Perhaps you are looking for something different from the "classical" statistical bias. Something like Lipschitz stability - you may take a look at, e.g., cite:
The pioneering contribution of Robinson [1] put the focus on single-valued Lipschitzian behavior of optimal solutions.
Steftcho P. Dokov Thank you for the reply, the fact that my query is reaching out to experts is reassuring. I am going through the contents of the paper.
Steftcho P. Dokov Your recommendations about exploring Lipschitz stability was quite a helpful insight. What I also learnt is that bi-Lipchitz functions happen to be injective as well.

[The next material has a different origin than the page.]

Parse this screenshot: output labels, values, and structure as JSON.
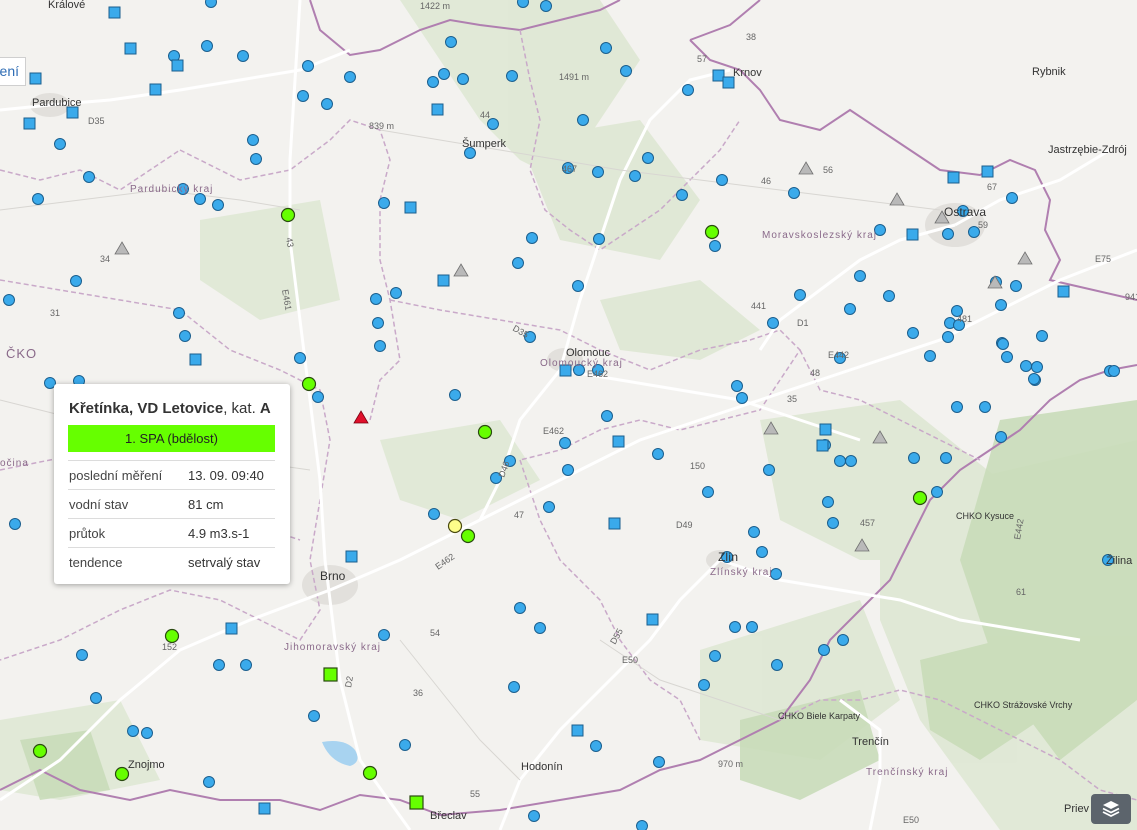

To summarize, what I gathered is if the objective function for a multivariate optimization problem happens to be bi-Lipschitz, then there exists a bound for (in a sense) the total derivative of the objective function wrt input parameters.
What I am looking for is a little more than that. I am looking for enforcing a constraint on sort-of ratio between partial derivatives of the input parameters, with the hope that at any given point the objective function does not have an unboundedly higher bias/sensitivity towards any of the input parameters.
Any insight into this aspect would be of great help.
"... the rate of change in risk (objective function) ... with respect to a small percentage change in the size of a portfolio allocation weight",
however, this is a very specific example from portfolio theory.
Similarly, the notion of elasticity might be another example (for bias) from economics in attachment. The magnitude of the elasticity (ratio) could of any size, so a bound on elasticity should be imposed as a constraint, I guess.